И, рассмеявшись, друзья отправились в буфет. Карташев на ходу вытер свое pince-nez и, надев его на нос, почувствовал себя очень хорошо и устойчиво. Ему показалось даже, что у него явилось такое же выражение, как у того студента с белокурыми волосами. Теперь и он мог бы так же свободно и спокойно идти куда угодно. Он не мог отказать себе в удовольствии проверить свои ощущения и, направясь в ту сторону буфета, где стояло зеркало, окинул себя внимательным взглядом.

— Хорош, хорош, — проговорил Шацкий, — красавец… по мнению коров, — добавил он вдруг.

— Надеюсь, ты не завидуешь? — спросил Карташев, смутившись и не найдясь, что сказать.

— Мой друг… преимущество глупости в том, что ей никогда не завидуют.

Карташев обиделся.

— В чем же проявляется моя глупость?

— Человек, который не проявляет ума, тем самым проявляет свою глупость.

— Ну, а ты чем проявляешь свой ум?

— Тем, что переношу терпеливо глупость.

— Свою?

— Все равно, мой друг, не будем говорить о таких пустяках.

— Не я начал, ты…

— Еще бы… Начинают всегда старшие, а младшие им подражают.

— Ну, уж тебе я не подражаю.

— Мы, может быть, оставим этот разговор и пойдем в партер?

— Как хочешь.

— Так мил и великодушен… comme une vache espagnole…[21]

— А ты остришь, как и подобает такому шуту, как ты.

— Ты сегодня в ударе.

— А ты нет.

— При этом мы оба, конечно, правы, потому что оба врем.

— Ах, как смешно, — пожалуйста, пощекочи меня.

— Мой друг, стыдно…

— С тобой мне ничего не стыдно, — покраснел Карташев.

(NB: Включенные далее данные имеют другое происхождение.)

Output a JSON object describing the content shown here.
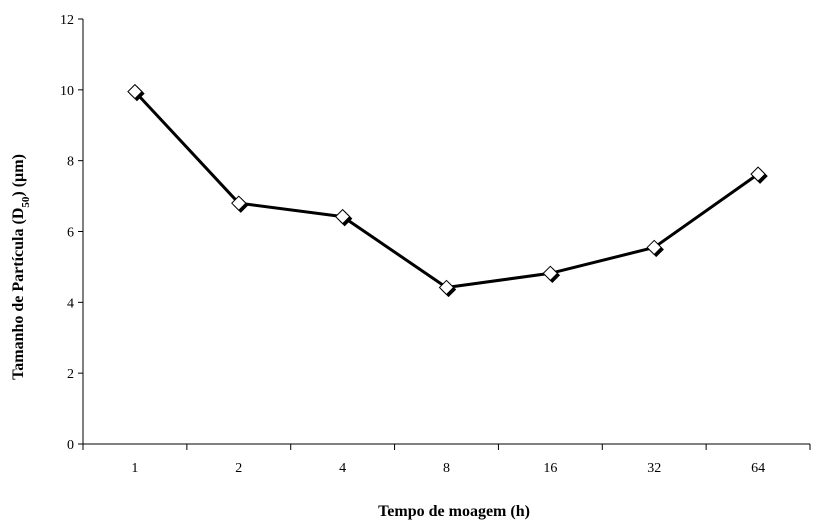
{
  "chart_data": {
    "type": "line",
    "title": "",
    "xlabel": "Tempo de moagem (h)",
    "ylabel": "Tamanho de Partícula (D50) (µm)",
    "ylabel_main": "Tamanho de Partícula (D",
    "ylabel_subscript": "50",
    "ylabel_tail": ") (µm)",
    "categories": [
      "1",
      "2",
      "4",
      "8",
      "16",
      "32",
      "64"
    ],
    "values": [
      9.95,
      6.8,
      6.42,
      4.42,
      4.82,
      5.55,
      7.62
    ],
    "ylim": [
      0,
      12
    ],
    "yticks": [
      0,
      2,
      4,
      6,
      8,
      10,
      12
    ],
    "grid": false,
    "legend": "none",
    "colors": {
      "line": "#000000",
      "marker_fill": "#ffffff",
      "marker_shadow": "#000000",
      "axis": "#000000"
    }
  }
}
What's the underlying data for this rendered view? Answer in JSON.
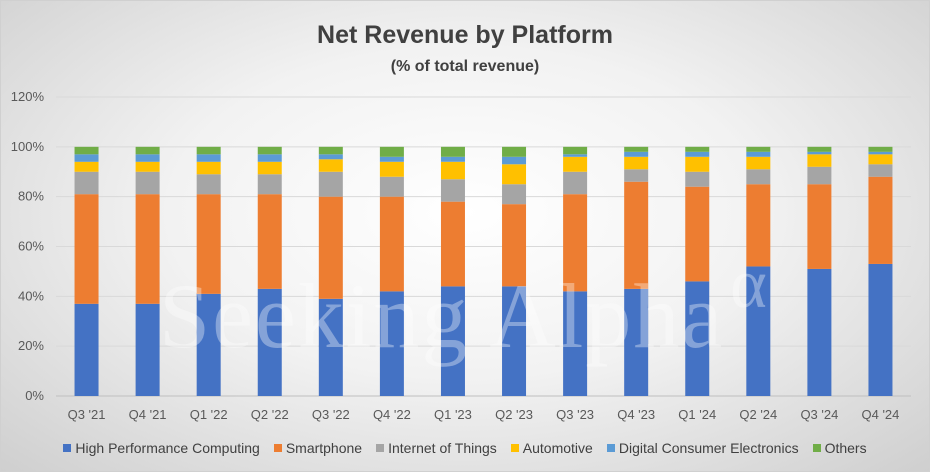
{
  "chart_data": {
    "type": "bar",
    "stacked": true,
    "title": "Net Revenue by Platform",
    "subtitle": "(% of total revenue)",
    "xlabel": "",
    "ylabel": "",
    "ylim": [
      0,
      120
    ],
    "yticks": [
      "0%",
      "20%",
      "40%",
      "60%",
      "80%",
      "100%",
      "120%"
    ],
    "grid": true,
    "legend_position": "bottom",
    "categories": [
      "Q3 '21",
      "Q4 '21",
      "Q1 '22",
      "Q2 '22",
      "Q3 '22",
      "Q4 '22",
      "Q1 '23",
      "Q2 '23",
      "Q3 '23",
      "Q4 '23",
      "Q1 '24",
      "Q2 '24",
      "Q3 '24",
      "Q4 '24"
    ],
    "series": [
      {
        "name": "High Performance Computing",
        "color": "#4472C4",
        "values": [
          37,
          37,
          41,
          43,
          39,
          42,
          44,
          44,
          42,
          43,
          46,
          52,
          51,
          53
        ]
      },
      {
        "name": "Smartphone",
        "color": "#ED7D31",
        "values": [
          44,
          44,
          40,
          38,
          41,
          38,
          34,
          33,
          39,
          43,
          38,
          33,
          34,
          35
        ]
      },
      {
        "name": "Internet of Things",
        "color": "#A5A5A5",
        "values": [
          9,
          9,
          8,
          8,
          10,
          8,
          9,
          8,
          9,
          5,
          6,
          6,
          7,
          5
        ]
      },
      {
        "name": "Automotive",
        "color": "#FFC000",
        "values": [
          4,
          4,
          5,
          5,
          5,
          6,
          7,
          8,
          6,
          5,
          6,
          5,
          5,
          4
        ]
      },
      {
        "name": "Digital Consumer Electronics",
        "color": "#5B9BD5",
        "values": [
          3,
          3,
          3,
          3,
          2,
          2,
          2,
          3,
          1,
          2,
          2,
          2,
          1,
          1
        ]
      },
      {
        "name": "Others",
        "color": "#70AD47",
        "values": [
          3,
          3,
          3,
          3,
          3,
          4,
          4,
          4,
          3,
          2,
          2,
          2,
          2,
          2
        ]
      }
    ]
  },
  "watermark": "Seeking Alpha",
  "watermark_symbol": "α"
}
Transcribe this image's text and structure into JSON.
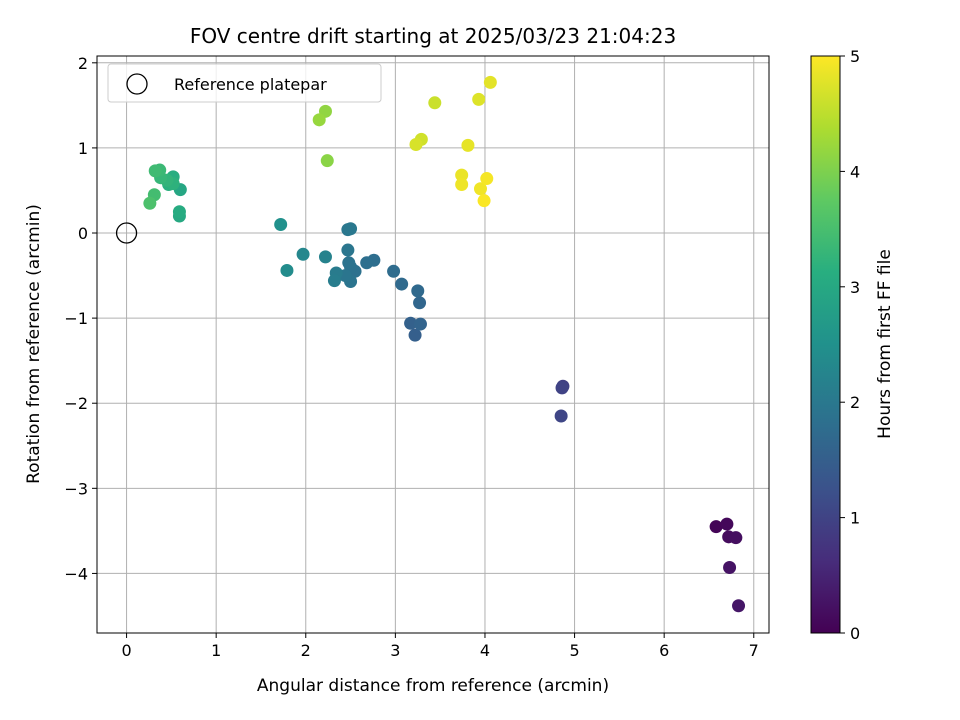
{
  "chart_data": {
    "type": "scatter",
    "title": "FOV centre drift starting at 2025/03/23 21:04:23",
    "xlabel": "Angular distance from reference (arcmin)",
    "ylabel": "Rotation from reference (arcmin)",
    "xlim": [
      -0.33,
      7.17
    ],
    "ylim": [
      -4.7,
      2.08
    ],
    "x_ticks": [
      0,
      1,
      2,
      3,
      4,
      5,
      6,
      7
    ],
    "y_ticks": [
      -4,
      -3,
      -2,
      -1,
      0,
      1,
      2
    ],
    "x_tick_labels": [
      "0",
      "1",
      "2",
      "3",
      "4",
      "5",
      "6",
      "7"
    ],
    "y_tick_labels": [
      "−4",
      "−3",
      "−2",
      "−1",
      "0",
      "1",
      "2"
    ],
    "grid": true,
    "legend": {
      "placement": "top-left",
      "entries": [
        {
          "label": "Reference platepar",
          "marker": "open-circle",
          "color": "#000000"
        }
      ]
    },
    "reference_point": {
      "x": 0,
      "y": 0
    },
    "colorbar": {
      "label": "Hours from first FF file",
      "colormap": "viridis",
      "range": [
        0,
        5
      ],
      "ticks": [
        0,
        1,
        2,
        3,
        4,
        5
      ],
      "tick_labels": [
        "0",
        "1",
        "2",
        "3",
        "4",
        "5"
      ]
    },
    "points": [
      {
        "x": 6.58,
        "y": -3.45,
        "hours": 0.05
      },
      {
        "x": 6.7,
        "y": -3.42,
        "hours": 0.1
      },
      {
        "x": 6.72,
        "y": -3.57,
        "hours": 0.15
      },
      {
        "x": 6.8,
        "y": -3.58,
        "hours": 0.2
      },
      {
        "x": 6.73,
        "y": -3.93,
        "hours": 0.25
      },
      {
        "x": 6.83,
        "y": -4.38,
        "hours": 0.3
      },
      {
        "x": 4.87,
        "y": -1.8,
        "hours": 0.95
      },
      {
        "x": 4.86,
        "y": -1.82,
        "hours": 1.0
      },
      {
        "x": 4.85,
        "y": -2.15,
        "hours": 1.05
      },
      {
        "x": 3.22,
        "y": -1.2,
        "hours": 1.5
      },
      {
        "x": 3.17,
        "y": -1.06,
        "hours": 1.55
      },
      {
        "x": 3.28,
        "y": -1.07,
        "hours": 1.6
      },
      {
        "x": 3.27,
        "y": -0.82,
        "hours": 1.65
      },
      {
        "x": 3.25,
        "y": -0.68,
        "hours": 1.7
      },
      {
        "x": 3.07,
        "y": -0.6,
        "hours": 1.72
      },
      {
        "x": 2.98,
        "y": -0.45,
        "hours": 1.75
      },
      {
        "x": 2.76,
        "y": -0.32,
        "hours": 1.8
      },
      {
        "x": 2.68,
        "y": -0.35,
        "hours": 1.82
      },
      {
        "x": 2.55,
        "y": -0.45,
        "hours": 1.85
      },
      {
        "x": 2.5,
        "y": -0.4,
        "hours": 1.88
      },
      {
        "x": 2.48,
        "y": -0.35,
        "hours": 1.9
      },
      {
        "x": 2.5,
        "y": -0.57,
        "hours": 1.92
      },
      {
        "x": 2.44,
        "y": -0.5,
        "hours": 1.94
      },
      {
        "x": 2.47,
        "y": -0.2,
        "hours": 1.96
      },
      {
        "x": 2.47,
        "y": 0.04,
        "hours": 1.98
      },
      {
        "x": 2.5,
        "y": 0.05,
        "hours": 2.0
      },
      {
        "x": 2.34,
        "y": -0.47,
        "hours": 2.05
      },
      {
        "x": 2.32,
        "y": -0.56,
        "hours": 2.1
      },
      {
        "x": 2.22,
        "y": -0.28,
        "hours": 2.2
      },
      {
        "x": 1.97,
        "y": -0.25,
        "hours": 2.3
      },
      {
        "x": 1.79,
        "y": -0.44,
        "hours": 2.4
      },
      {
        "x": 1.72,
        "y": 0.1,
        "hours": 2.5
      },
      {
        "x": 0.6,
        "y": 0.51,
        "hours": 2.95
      },
      {
        "x": 0.59,
        "y": 0.2,
        "hours": 3.0
      },
      {
        "x": 0.59,
        "y": 0.25,
        "hours": 3.05
      },
      {
        "x": 0.52,
        "y": 0.66,
        "hours": 3.1
      },
      {
        "x": 0.47,
        "y": 0.57,
        "hours": 3.15
      },
      {
        "x": 0.52,
        "y": 0.58,
        "hours": 3.2
      },
      {
        "x": 0.45,
        "y": 0.62,
        "hours": 3.25
      },
      {
        "x": 0.38,
        "y": 0.65,
        "hours": 3.3
      },
      {
        "x": 0.37,
        "y": 0.74,
        "hours": 3.35
      },
      {
        "x": 0.32,
        "y": 0.73,
        "hours": 3.4
      },
      {
        "x": 0.31,
        "y": 0.45,
        "hours": 3.45
      },
      {
        "x": 0.26,
        "y": 0.35,
        "hours": 3.55
      },
      {
        "x": 2.24,
        "y": 0.85,
        "hours": 4.1
      },
      {
        "x": 2.22,
        "y": 1.43,
        "hours": 4.15
      },
      {
        "x": 2.15,
        "y": 1.33,
        "hours": 4.2
      },
      {
        "x": 3.44,
        "y": 1.53,
        "hours": 4.6
      },
      {
        "x": 3.29,
        "y": 1.1,
        "hours": 4.65
      },
      {
        "x": 3.23,
        "y": 1.04,
        "hours": 4.7
      },
      {
        "x": 3.93,
        "y": 1.57,
        "hours": 4.75
      },
      {
        "x": 4.06,
        "y": 1.77,
        "hours": 4.8
      },
      {
        "x": 3.81,
        "y": 1.03,
        "hours": 4.82
      },
      {
        "x": 3.74,
        "y": 0.68,
        "hours": 4.85
      },
      {
        "x": 3.74,
        "y": 0.57,
        "hours": 4.88
      },
      {
        "x": 3.95,
        "y": 0.52,
        "hours": 4.9
      },
      {
        "x": 4.02,
        "y": 0.64,
        "hours": 4.94
      },
      {
        "x": 3.99,
        "y": 0.38,
        "hours": 4.98
      }
    ]
  }
}
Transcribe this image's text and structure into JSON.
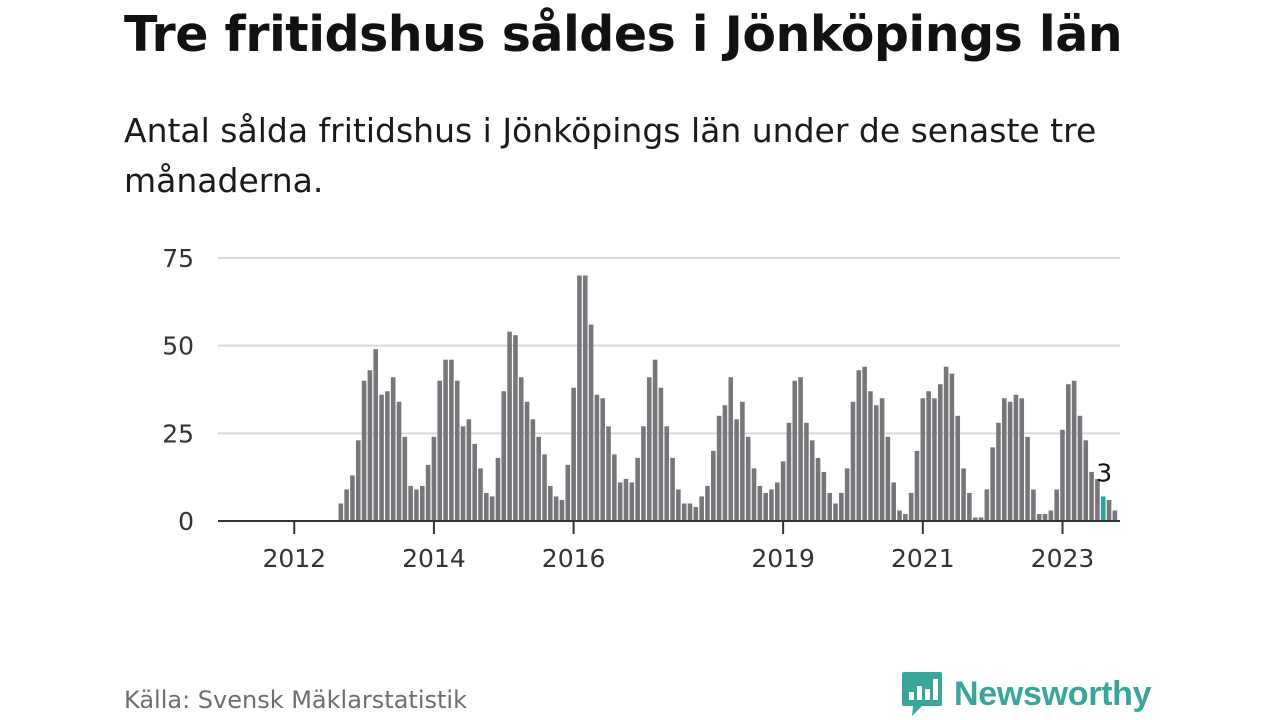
{
  "header": {
    "title": "Tre fritidshus såldes i Jönköpings län",
    "subtitle": "Antal sålda fritidshus i Jönköpings län under de senaste tre månaderna."
  },
  "footer": {
    "source": "Källa: Svensk Mäklarstatistik",
    "brand": "Newsworthy"
  },
  "colors": {
    "bar": "#77777b",
    "highlight": "#26a69a",
    "grid": "#d9d9d9",
    "axis": "#333333",
    "brand": "#3aa59a"
  },
  "chart_data": {
    "type": "bar",
    "title": "Tre fritidshus såldes i Jönköpings län",
    "subtitle": "Antal sålda fritidshus i Jönköpings län under de senaste tre månaderna.",
    "ylim": [
      0,
      75
    ],
    "yticks": [
      0,
      25,
      50,
      75
    ],
    "grid": true,
    "xticks": [
      {
        "label": "2012",
        "year": 2012
      },
      {
        "label": "2014",
        "year": 2014
      },
      {
        "label": "2016",
        "year": 2016
      },
      {
        "label": "2019",
        "year": 2019
      },
      {
        "label": "2021",
        "year": 2021
      },
      {
        "label": "2023",
        "year": 2023
      }
    ],
    "start": {
      "year": 2011,
      "month": 1
    },
    "values": [
      0,
      0,
      0,
      0,
      0,
      0,
      0,
      0,
      0,
      0,
      0,
      0,
      0,
      0,
      0,
      0,
      0,
      0,
      0,
      0,
      5,
      9,
      13,
      23,
      40,
      43,
      49,
      36,
      37,
      41,
      34,
      24,
      10,
      9,
      10,
      16,
      24,
      40,
      46,
      46,
      40,
      27,
      29,
      22,
      15,
      8,
      7,
      18,
      37,
      54,
      53,
      41,
      34,
      29,
      24,
      19,
      10,
      7,
      6,
      16,
      38,
      70,
      70,
      56,
      36,
      35,
      27,
      19,
      11,
      12,
      11,
      18,
      27,
      41,
      46,
      38,
      27,
      18,
      9,
      5,
      5,
      4,
      7,
      10,
      20,
      30,
      33,
      41,
      29,
      34,
      24,
      15,
      10,
      8,
      9,
      11,
      17,
      28,
      40,
      41,
      28,
      23,
      18,
      14,
      8,
      5,
      8,
      15,
      34,
      43,
      44,
      37,
      33,
      35,
      24,
      11,
      3,
      2,
      8,
      20,
      35,
      37,
      35,
      39,
      44,
      42,
      30,
      15,
      8,
      1,
      1,
      9,
      21,
      28,
      35,
      34,
      36,
      35,
      24,
      9,
      2,
      2,
      3,
      9,
      26,
      39,
      40,
      30,
      23,
      14,
      12,
      7,
      6,
      3
    ],
    "highlight_index": 151,
    "annotation": "3"
  }
}
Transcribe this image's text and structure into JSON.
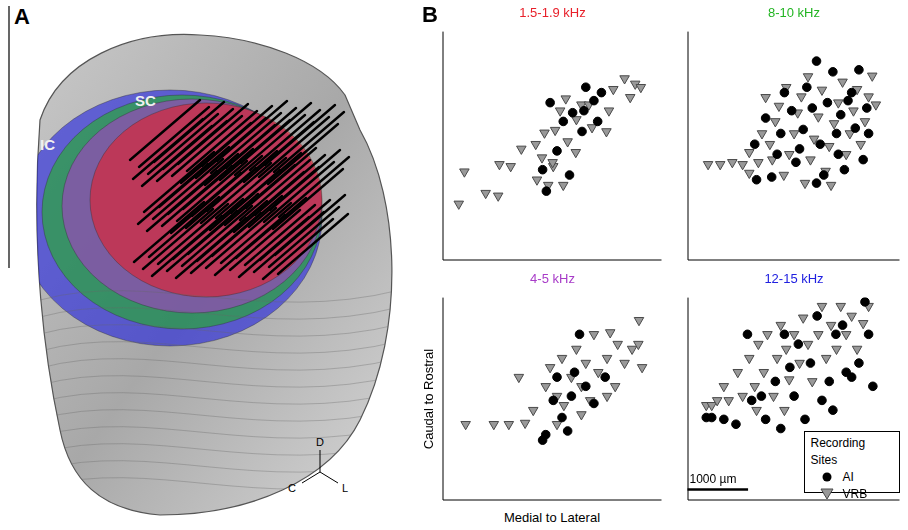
{
  "panel_a": {
    "letter": "A",
    "labels": [
      "SC",
      "IC"
    ],
    "orientation": {
      "up": "D",
      "left": "C",
      "right": "L"
    }
  },
  "panel_b": {
    "letter": "B",
    "xlabel": "Medial to Lateral",
    "ylabel": "Caudal to Rostral",
    "legend": "bottom right",
    "legend_title": "Recording Sites",
    "scale_bar": {
      "label": "1000 µm",
      "length": 1000
    }
  },
  "chart_data": [
    {
      "type": "scatter",
      "title": "1.5-1.9 kHz",
      "color": "#e8202a",
      "xlim": [
        0,
        3500
      ],
      "ylim": [
        0,
        3400
      ],
      "tick_labels": false,
      "grid": false,
      "series": [
        {
          "name": "AI",
          "color": "#000000",
          "marker": "circle",
          "x": [
            1720,
            1830,
            2030,
            2080,
            2230,
            2290,
            2420,
            2480,
            1660,
            1600,
            2540,
            2260,
            1930
          ],
          "values": [
            2340,
            1620,
            1260,
            2190,
            1910,
            2570,
            2370,
            2060,
            1020,
            1340,
            2490,
            2220,
            2060
          ]
        },
        {
          "name": "VRB",
          "color": "#999999",
          "marker": "triangle_down",
          "x": [
            260,
            350,
            690,
            890,
            910,
            1090,
            1260,
            1490,
            1510,
            1590,
            1630,
            1690,
            1770,
            1800,
            1880,
            1970,
            2000,
            2130,
            2140,
            2220,
            2340,
            2390,
            2620,
            2660,
            2730,
            2910,
            3000,
            3080,
            3170,
            1760,
            1930
          ],
          "values": [
            830,
            1310,
            990,
            950,
            1420,
            1390,
            1650,
            1720,
            1190,
            1520,
            1890,
            1110,
            1390,
            1930,
            2220,
            2400,
            1760,
            1600,
            2090,
            2310,
            2310,
            1970,
            1910,
            2220,
            2540,
            2700,
            2420,
            2620,
            2570,
            1450,
            1110
          ]
        }
      ]
    },
    {
      "type": "scatter",
      "title": "8-10 kHz",
      "color": "#22b422",
      "xlim": [
        0,
        3500
      ],
      "ylim": [
        0,
        3400
      ],
      "tick_labels": false,
      "grid": false,
      "series": [
        {
          "name": "AI",
          "color": "#000000",
          "marker": "circle",
          "x": [
            1110,
            1290,
            1390,
            1540,
            1600,
            1720,
            1790,
            1910,
            1970,
            2060,
            2190,
            2250,
            2310,
            2400,
            2460,
            2530,
            2590,
            2710,
            2770,
            2830,
            2960,
            2900,
            1140,
            1480,
            1850,
            2130,
            2490,
            2650,
            2990,
            2130
          ],
          "values": [
            1720,
            2110,
            1230,
            1880,
            2490,
            2220,
            1450,
            1940,
            2570,
            2260,
            1720,
            1260,
            2340,
            2800,
            1880,
            2160,
            1340,
            2490,
            1960,
            2830,
            2260,
            1490,
            1190,
            1570,
            1650,
            1140,
            1570,
            2370,
            1880,
            2960
          ]
        },
        {
          "name": "VRB",
          "color": "#999999",
          "marker": "triangle_down",
          "x": [
            340,
            540,
            740,
            910,
            1020,
            1020,
            1170,
            1230,
            1360,
            1400,
            1450,
            1510,
            1590,
            1680,
            1760,
            1820,
            1880,
            1940,
            2030,
            2090,
            2160,
            2220,
            2280,
            2340,
            2420,
            2490,
            2560,
            2620,
            2680,
            2740,
            2800,
            2860,
            2930,
            2990,
            3050,
            3110,
            1290,
            1630,
            1990,
            2370
          ],
          "values": [
            1420,
            1420,
            1450,
            1420,
            1600,
            1290,
            1450,
            1880,
            1720,
            1490,
            2060,
            2290,
            1260,
            1570,
            1880,
            2190,
            2430,
            1140,
            1490,
            1800,
            2130,
            2530,
            1320,
            1690,
            2030,
            2340,
            2650,
            1570,
            1880,
            2220,
            2540,
            1720,
            2060,
            2430,
            2740,
            2310,
            2420,
            2570,
            2730,
            1110
          ]
        }
      ]
    },
    {
      "type": "scatter",
      "title": "4-5 kHz",
      "color": "#a83cc8",
      "xlim": [
        0,
        3500
      ],
      "ylim": [
        0,
        3300
      ],
      "tick_labels": false,
      "grid": false,
      "series": [
        {
          "name": "AI",
          "color": "#000000",
          "marker": "circle",
          "x": [
            1600,
            1650,
            1770,
            1910,
            2000,
            2060,
            2110,
            2290,
            2420,
            1830,
            2600,
            2190
          ],
          "values": [
            970,
            1060,
            1620,
            1340,
            1120,
            1690,
            2080,
            1850,
            1570,
            2000,
            2000,
            2700
          ]
        },
        {
          "name": "VRB",
          "color": "#999999",
          "marker": "triangle_down",
          "x": [
            370,
            820,
            1060,
            1320,
            1450,
            1650,
            1720,
            1830,
            1910,
            1940,
            2060,
            2140,
            2220,
            2290,
            2360,
            2420,
            2490,
            2630,
            2680,
            2760,
            2800,
            2910,
            3030,
            3140,
            3190,
            3130,
            2630,
            2220,
            1220,
            1830
          ],
          "values": [
            1230,
            1230,
            1230,
            1250,
            1460,
            1850,
            2160,
            1690,
            2310,
            1540,
            2000,
            2460,
            1850,
            2230,
            1620,
            2700,
            2080,
            2310,
            2730,
            1850,
            2540,
            2230,
            2460,
            2930,
            2160,
            2540,
            1690,
            1390,
            2000,
            1230
          ]
        }
      ]
    },
    {
      "type": "scatter",
      "title": "12-15 kHz",
      "color": "#2020e0",
      "xlim": [
        0,
        3500
      ],
      "ylim": [
        0,
        3300
      ],
      "tick_labels": false,
      "grid": false,
      "series": [
        {
          "name": "AI",
          "color": "#000000",
          "marker": "circle",
          "x": [
            310,
            400,
            600,
            800,
            1060,
            1220,
            1290,
            1450,
            1540,
            1690,
            1760,
            1830,
            1940,
            2030,
            2140,
            2220,
            2340,
            2450,
            2560,
            2620,
            2710,
            2830,
            2930,
            3060,
            2990,
            2400,
            1600,
            990
          ],
          "values": [
            1340,
            1340,
            1310,
            1230,
            1620,
            1690,
            1310,
            1930,
            1160,
            2160,
            1690,
            2540,
            1310,
            2230,
            3000,
            1620,
            1930,
            2700,
            2850,
            2080,
            2000,
            2230,
            3230,
            1850,
            2700,
            1460,
            2700,
            2700
          ]
        },
        {
          "name": "VRB",
          "color": "#999999",
          "marker": "triangle_down",
          "x": [
            310,
            400,
            490,
            600,
            680,
            830,
            910,
            1020,
            1110,
            1170,
            1260,
            1320,
            1420,
            1480,
            1540,
            1630,
            1680,
            1760,
            1850,
            1910,
            1990,
            2060,
            2160,
            2220,
            2290,
            2370,
            2460,
            2530,
            2620,
            2710,
            2800,
            2900,
            2990,
            1140,
            1600
          ],
          "values": [
            1540,
            1540,
            1620,
            1850,
            1620,
            2080,
            1690,
            2310,
            1850,
            2540,
            2080,
            2700,
            1690,
            2310,
            2850,
            2460,
            1960,
            2700,
            2230,
            2970,
            2540,
            1930,
            2700,
            3160,
            2310,
            2850,
            2460,
            3160,
            2700,
            3000,
            2460,
            2880,
            3160,
            1460,
            1460
          ]
        }
      ]
    }
  ]
}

Шацкий сделал пренебрежительную гримасу.

— Ты груб, как солдатское сукно.

— Я тебя серьезно прошу, — вспыхнул и запальчиво заговорил Карташев, — прекратить этот дурацкий разговор, иначе я сейчас же уеду и навсегда прекращу с тобой всякое знакомство.

— Обиделся наконец, — фыркнул Шацкий.

— Пристал, как оса.

— Ну, бог с тобой, — мир…

Карташев нехотя протянул свою руку.

— Ну, Артюша, миленький… А хочешь, я тебя познакомлю с итальяночкой?! Ну, слава богу, прояснился… Нет, серьезно, если хочешь, скажи слово — и она твоя. Я повезу вас в свой загородный дом, устрою вас там, и мы с Nicolas станем вас посещать…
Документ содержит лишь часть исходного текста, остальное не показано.